Ectopic pregnancies occur when a fertilized egg fails to attach to the uterus. In most ectopic pregnancies, the egg will attach to the fallopian tubes. Less common, it may also attach to the abdominal cavity or cervix. Ectopic pregnancies occur in one out of every 50 pregnancies.
Outside the uterus, a fertilized egg has virtually no chance of survival. This condition may cause serious health complications if not treated. As such, immediate treatment is highly recommended. Early treatment may prevent fertility problems as well as future health complications.
The cause of an ectopic pregnancy is not clear in all cases. In some cases, the following conditions have been linked with the abnormal pregnancy:
- inflammation and scarring of the fallopian tubes from a previous medical condition or surgery
- hormonal factors
- genetic abnormalities
- birth defects
- medical conditions that affect the shape and condition of the fallopian tubes and reproductive organs
All sexually active women are at some risk for an ectopic pregnancy. Risk factors increase with any of the following conditions:
- advanced maternal age of 35 years or older
- history of pelvic surgery, abdominal surgery, or multiple abortions
- history of pelvic inflammatory disease
- history of endometriosis
- conception occurred despite tubal ligation or IUD
- conception aided by fertility drugs or procedures
- previous ectopic pregnancies
- history of sexually transmitted diseases
Nausea and sore breasts, which are also common in a normal pregnancy, are common in ectopic pregnancies. Other symptoms more clearly point to an abnormal pregnancy. The following symptoms should be discussed with your doctor:
If you suspect an ectopic pregnancy, see your healthcare provider as soon as possible. Ectopic pregnancies cannot be diagnosed from the outside. Your doctor may perform a physical exam to rule out other factors.

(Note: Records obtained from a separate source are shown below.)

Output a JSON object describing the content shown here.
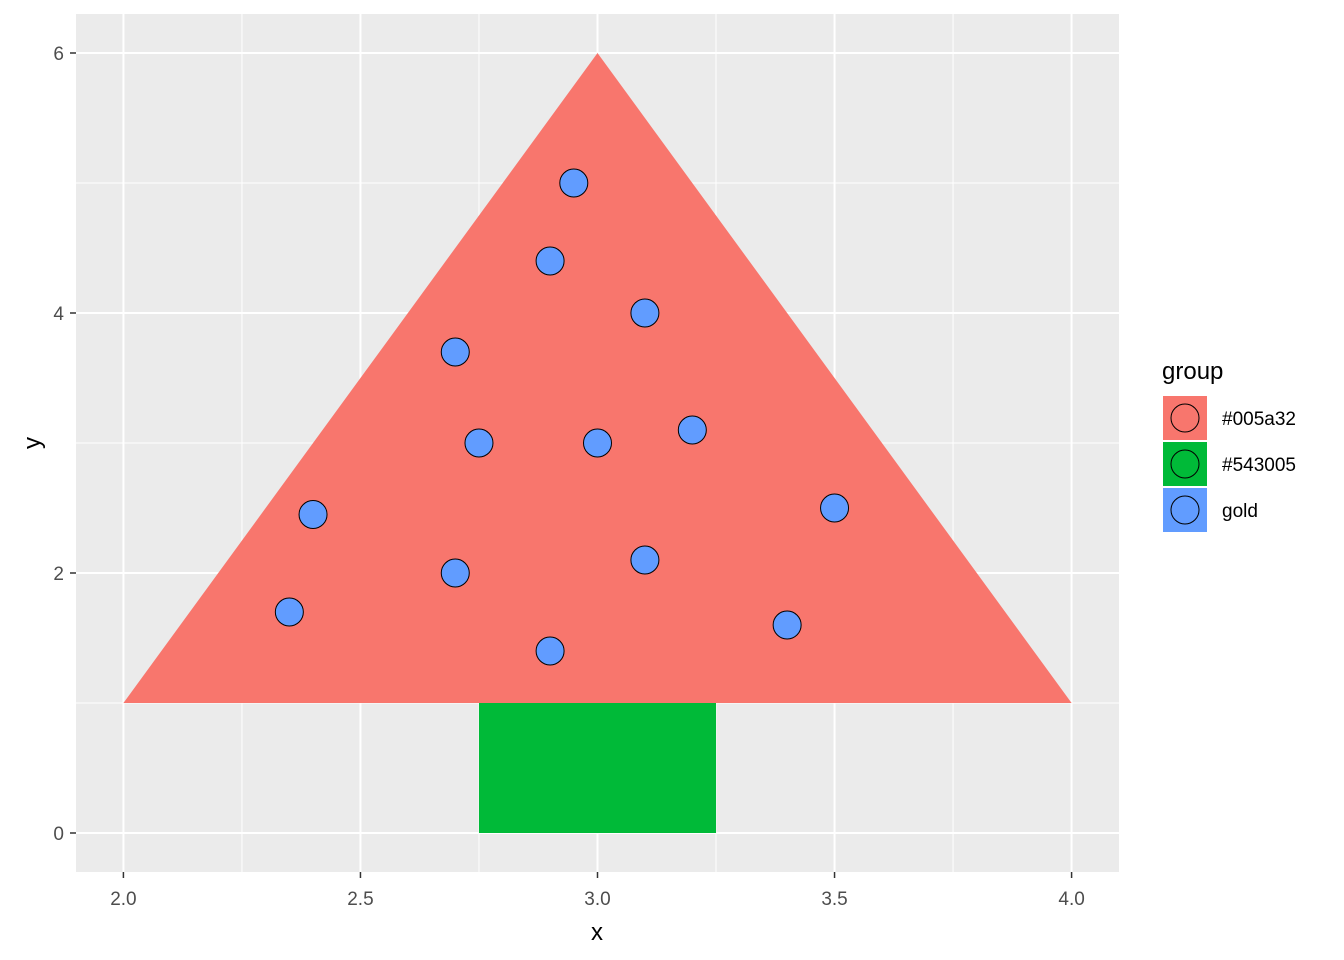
{
  "chart_data": {
    "type": "scatter",
    "xlabel": "x",
    "ylabel": "y",
    "xlim": [
      1.9,
      4.1
    ],
    "ylim": [
      -0.3,
      6.3
    ],
    "x_ticks": [
      2.0,
      2.5,
      3.0,
      3.5,
      4.0
    ],
    "x_tick_labels": [
      "2.0",
      "2.5",
      "3.0",
      "3.5",
      "4.0"
    ],
    "y_ticks": [
      0,
      2,
      4,
      6
    ],
    "y_tick_labels": [
      "0",
      "2",
      "4",
      "6"
    ],
    "grid": true,
    "background": "#ebebeb",
    "legend": {
      "title": "group",
      "position": "right",
      "entries": [
        {
          "label": "#005a32",
          "color": "#f8766d"
        },
        {
          "label": "#543005",
          "color": "#00ba38"
        },
        {
          "label": "gold",
          "color": "#619cff"
        }
      ]
    },
    "polygons": [
      {
        "group": "#005a32",
        "color": "#f8766d",
        "points": [
          [
            2.0,
            1.0
          ],
          [
            3.0,
            6.0
          ],
          [
            4.0,
            1.0
          ]
        ]
      },
      {
        "group": "#543005",
        "color": "#00ba38",
        "points": [
          [
            2.75,
            0.0
          ],
          [
            3.25,
            0.0
          ],
          [
            3.25,
            1.0
          ],
          [
            2.75,
            1.0
          ]
        ]
      }
    ],
    "series": [
      {
        "group": "gold",
        "color": "#619cff",
        "points": [
          [
            2.95,
            5.0
          ],
          [
            2.9,
            4.4
          ],
          [
            3.1,
            4.0
          ],
          [
            2.7,
            3.7
          ],
          [
            2.75,
            3.0
          ],
          [
            3.0,
            3.0
          ],
          [
            3.2,
            3.1
          ],
          [
            2.4,
            2.45
          ],
          [
            3.5,
            2.5
          ],
          [
            2.7,
            2.0
          ],
          [
            3.1,
            2.1
          ],
          [
            2.35,
            1.7
          ],
          [
            3.4,
            1.6
          ],
          [
            2.9,
            1.4
          ]
        ]
      }
    ]
  }
}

If an ectopic pregnancy is suspected, a blood test can assess hCG and progesterone levels. If hormone levels are not typical, additional tests will be required.

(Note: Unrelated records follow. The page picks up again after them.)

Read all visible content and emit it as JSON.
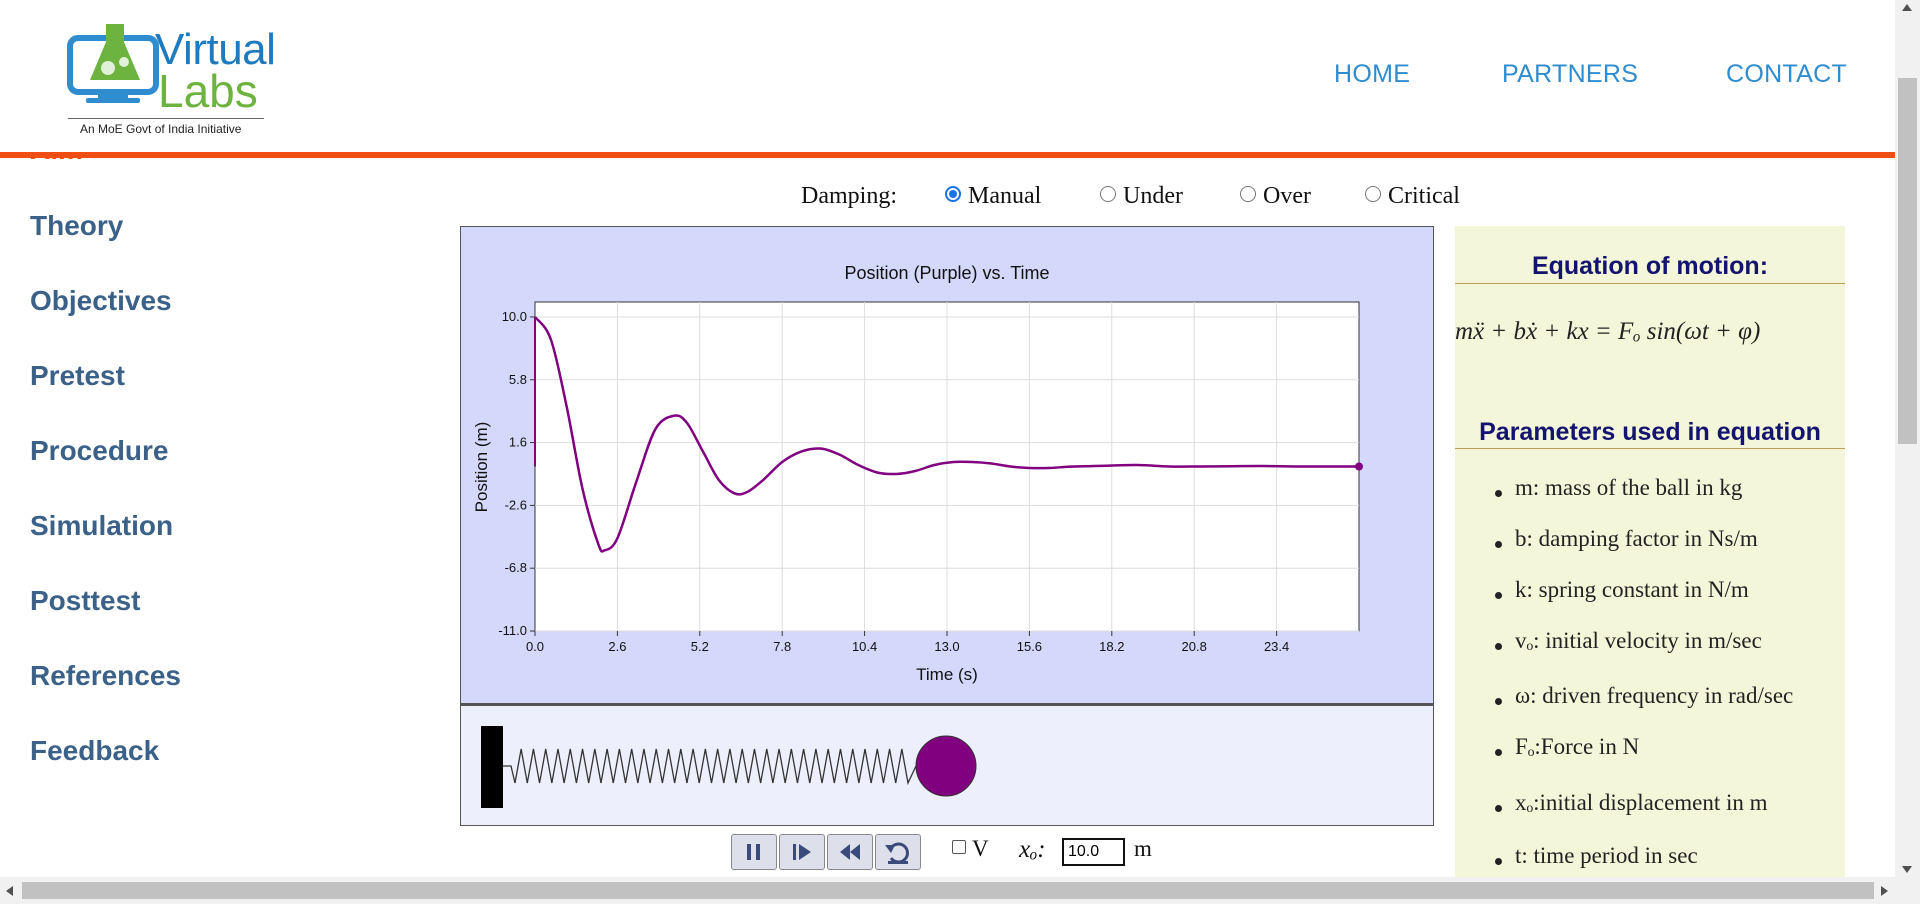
{
  "header": {
    "logo": {
      "line1": "Virtual",
      "line2": "Labs",
      "tagline": "An MoE Govt of India Initiative"
    },
    "nav": [
      "HOME",
      "PARTNERS",
      "CONTACT"
    ]
  },
  "sidebar": {
    "partial_item": "Aim",
    "items": [
      "Theory",
      "Objectives",
      "Pretest",
      "Procedure",
      "Simulation",
      "Posttest",
      "References",
      "Feedback"
    ]
  },
  "damping": {
    "label": "Damping:",
    "options": [
      "Manual",
      "Under",
      "Over",
      "Critical"
    ],
    "selected": "Manual"
  },
  "chart_data": {
    "type": "line",
    "title": "Position (Purple) vs. Time",
    "xlabel": "Time (s)",
    "ylabel": "Position (m)",
    "xlim": [
      0,
      26
    ],
    "ylim": [
      -11,
      11
    ],
    "x_ticks": [
      "0.0",
      "2.6",
      "5.2",
      "7.8",
      "10.4",
      "13.0",
      "15.6",
      "18.2",
      "20.8",
      "23.4"
    ],
    "y_ticks": [
      "10.0",
      "5.8",
      "1.6",
      "-2.6",
      "-6.8",
      "-11.0"
    ],
    "grid": true,
    "series": [
      {
        "color": "#800080",
        "x": [
          0,
          0.5,
          1.0,
          1.5,
          2.0,
          2.2,
          2.6,
          3.2,
          3.8,
          4.4,
          4.8,
          5.3,
          5.8,
          6.3,
          6.7,
          7.2,
          7.8,
          8.4,
          9.0,
          9.6,
          10.2,
          10.8,
          11.4,
          12.0,
          12.6,
          13.2,
          13.8,
          14.4,
          15.0,
          15.6,
          16.2,
          17.0,
          18.0,
          19.0,
          20.0,
          21.0,
          22.0,
          23.0,
          24.0,
          25.0,
          26.0
        ],
        "y": [
          10.0,
          8.5,
          4.0,
          -1.5,
          -5.2,
          -5.6,
          -4.8,
          -1.0,
          2.5,
          3.4,
          2.9,
          1.0,
          -0.9,
          -1.8,
          -1.7,
          -0.9,
          0.3,
          1.0,
          1.2,
          0.8,
          0.1,
          -0.4,
          -0.5,
          -0.3,
          0.1,
          0.3,
          0.3,
          0.2,
          0.0,
          -0.1,
          -0.1,
          0.0,
          0.05,
          0.1,
          0.0,
          0.0,
          0.02,
          0.03,
          0.0,
          0.0,
          0.0
        ]
      }
    ]
  },
  "equation": {
    "heading": "Equation of motion:",
    "formula": "mẍ + bẋ + kx = Fₒ sin(ωt + φ)"
  },
  "parameters": {
    "heading": "Parameters used in equation",
    "items": [
      "m: mass of the ball in kg",
      "b: damping factor in Ns/m",
      "k: spring constant in N/m",
      "vₒ: initial velocity in m/sec",
      "ω: driven frequency in rad/sec",
      "Fₒ:Force in N",
      "xₒ:initial displacement in m",
      "t: time period in sec"
    ]
  },
  "controls": {
    "buttons": [
      "pause-icon",
      "step-forward-icon",
      "rewind-icon",
      "reset-icon"
    ],
    "v_label": "V",
    "v_checked": false,
    "x0_label": "xₒ:",
    "x0_value": "10.0",
    "x0_unit": "m"
  }
}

If blood tests point to a problem, your doctor will perform a transvaginal ultrasound. This will locate the fertilized egg and confirm an ectopic pregnancy diagnosis.
In extreme cases, the fallopian tube may rupture and bleed. A surgeon may then perform an emergency laparotomy by making an incision in the abdomen. This procedure is used not only to diagnose an ectopic pregnancy, but to provide immediate treatment.

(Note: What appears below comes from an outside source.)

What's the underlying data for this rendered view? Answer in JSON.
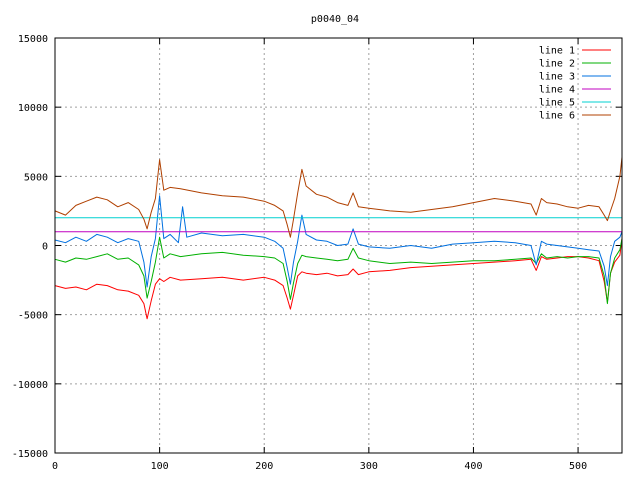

Ectopic pregnancies cannot develop to term. The embryo, therefore, must be removed as soon as possible. This is necessary to both save the mother’s life and preserve her fertility. Treatment options vary depending on the location of the ectopic pregnancy and its development.
If your physician concludes that immediate complications are unlikely, he or she may inject a drug called methotrexate. Methotrexate stops the growth of rapidly dividing cells, such as the cells of the embryo. Regular blood tests will ensure that the drug is effective. Methotrexate does not carry the same risks of fallopian tube damage that come with surgery.
Many surgeons choose laparoscopic surgery to remove the embryo and repair any internal damage. Under anesthesia, a small camera is inserted through an incision in the abdomen. Additional incisions may be made that allow other tools to remove the embryo and repair damage to the fallopian tube. If the surgery is unsuccessful, a laparotomy will be performed through a larger incision.
If the fallopian tube has ruptured or is severely damaged, it may need to be removed during surgery.
Patients will be advised to rest. Follow-up appointments can confirm that the embryo has been completely removed or reabsorbed.
The prognosis is determined by the damage caused by the ectopic pregnancy. If both fallopian tubes are still intact, there is a 60 percent chance of having a normal pregnancy in the future. Fertility may be affected if an existing reproductive problem triggered the ectopic pregnancy.
Surgery may scar the fallopian tubes. This scarring may make future ectopic pregnancies more likely. Fertility treatments may be required if one or both fallopian tubes had to be removed. Ectopic pregnancies may also create problems that make natural conception impossible.
A ruptured fallopian tube may cause death, although this is rare. Successful treatment is common with surgery and medication. The mortality rate associated with a ruptured fallopian tube is less than 0.1 percent.
Prediction and prevention are not possible in every case. You can, however, lower your risk of inflamed fallopian tubes, which is often the root cause of ectopic pregnancies.
Prevention begins with good reproductive health maintenance. Maintenance includes regular gynecological exams, regular STD screenings, and quitting smoking.